When I was young and foolish, I used to commute into the center of London on a motorbike. It was a fast commute that involved silly speeds and very questionable riding decisions as I, and the many other motorcycle riders, rushed to get to work as quickly as possible. Bumper-to-bumper cars just added to the fun, as we all zipped through the gaps. I’d arrive with my adrenaline pumping, ready to take on the heady world of technology journalism… and a little smug thinking about the commuters stuck in traffic 20 miles back. It was a fun, and not very smart way to commute: somehow I’m still here to write about it.
Not to age myself too much, but this was the pre-smartphone world, and navigation involved hastily written down directions taped to the gas tank in front of me. When I veered off my usual route, I often found myself lost and confused. Perhaps, in hindsight, a slower pace would have meant more time to get the directions right.
A far older (but not necessarily much wiser) me decided to revisit my motorcycle ways earlier this week, choosing to spend the first full day in Vegas riding as far away from it as I could. Times have changed: I’m slower and a little more aware of my own mortality, and the “retro” Triumph Bonneville was far more advanced than my old bike in terms of performance and handling. But the most obvious change was just how great turn-by-turn navigation has become. With Google Maps’ navigation on, but the phone safely zipped away in a pocket, I used my Pixel Buds to get all the navigation I needed. And, 99 percent of the time, the directions were flawless (the one percent was completely user error), with the voice in my ear telling me what to do next, and with no sudden surprises. Of course, squeezing the helmet on without yanking the Buds out of my ears took some time and effort, but the pain was well worth it.
But while the navigation is a great improvement compared to 20 years ago, little else has changed.

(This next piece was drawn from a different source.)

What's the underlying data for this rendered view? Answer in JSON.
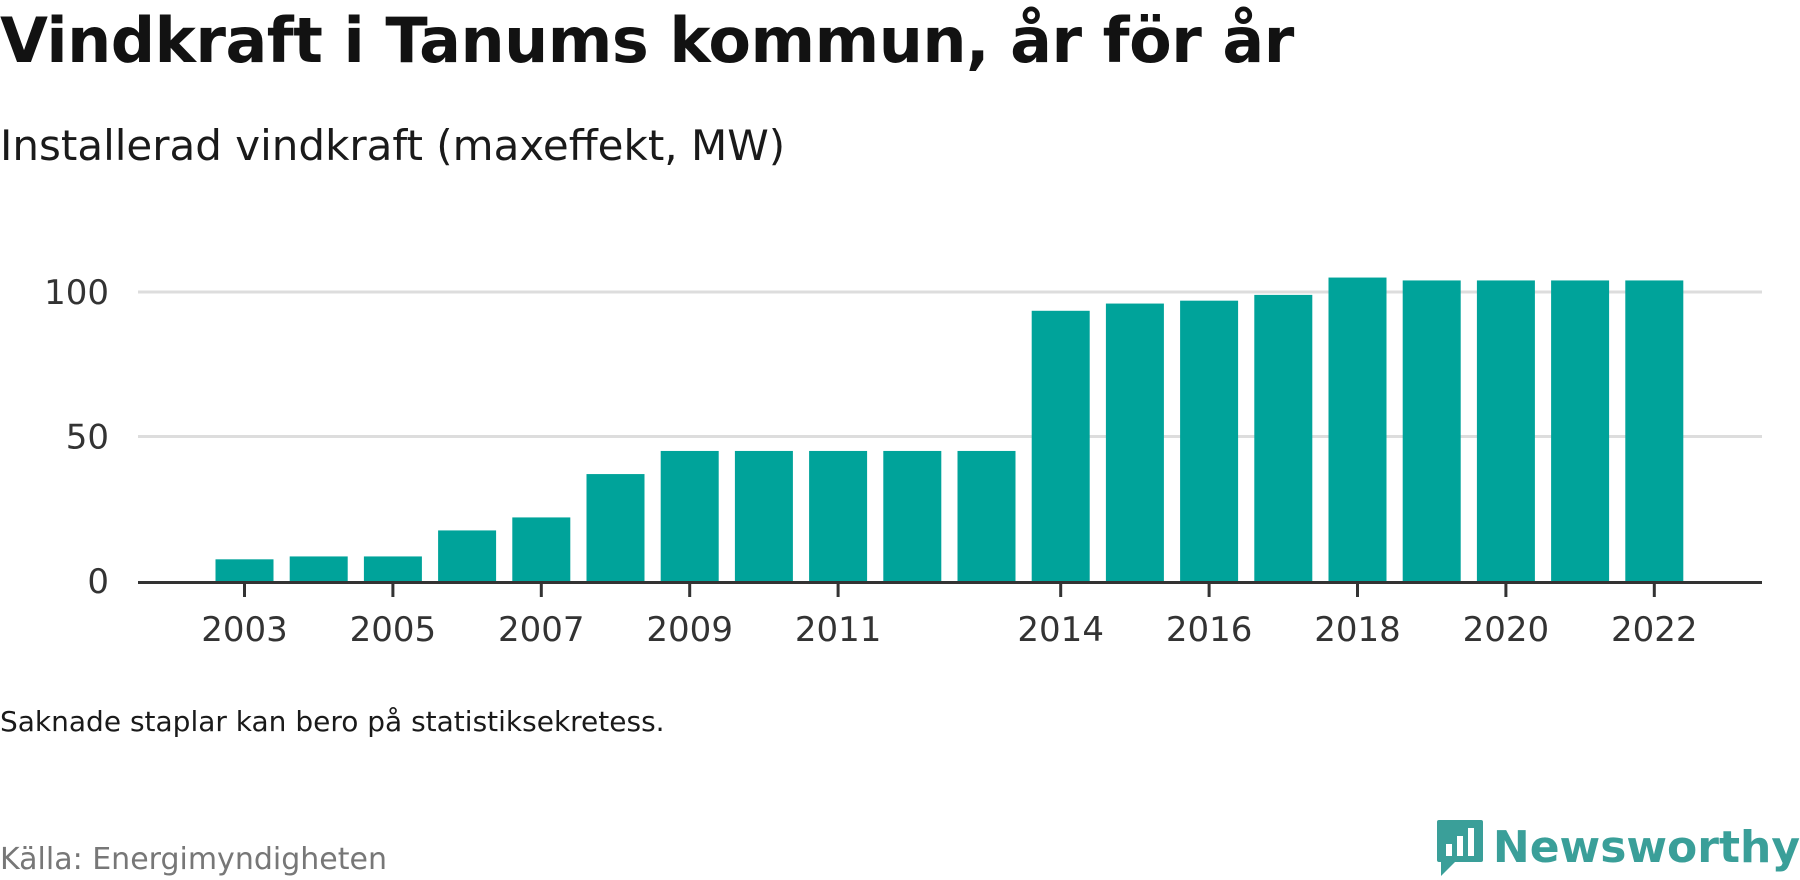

Or at least, I thought so till I started exploring CES. The industry, it appears, is on the cusp of some major technology revolution. A case in point is Harley Davidson showing off its new electric-powered “hog”. But the more subtle – and very useful – iteration appears to be with the helmets: a few vendors are starting to add better technology into the head gear, addressing navigation – and safety – issues. Skully Technology is leading this charge, with a helmet that has a camera in the back of it, and a small head-up display that shows you what is rushing up behind you, as well as directions and built-in headphones. As a result, you can now get the key features you need integrated into the helmet, rather than squeezing those Buds past the helmet’s padding. Skully is not alone in this quest, although it is first to market. Borderless Inc is at CES to show off its take on the connected helmet – the CrossHelmet – which has similar functionality and I’m sure I’m going to bump into one or two more as I crisscross the multitude of show floors here in Vegas.
Beyond meaning that I may be a little more aware on the road – and with even less chance of getting lost – these innovations demonstrate how the wearables market is truly starting to move beyond the old anchor products of fitness trackers and smartwatches. Sure, these two products still dwarf all others in the wearables space, but what we are seeing at CES is a resurgence of the wearables space into new categories. That means we are poised to see far more innovation within the space and I, for one, am excited to see where the road ahead lies.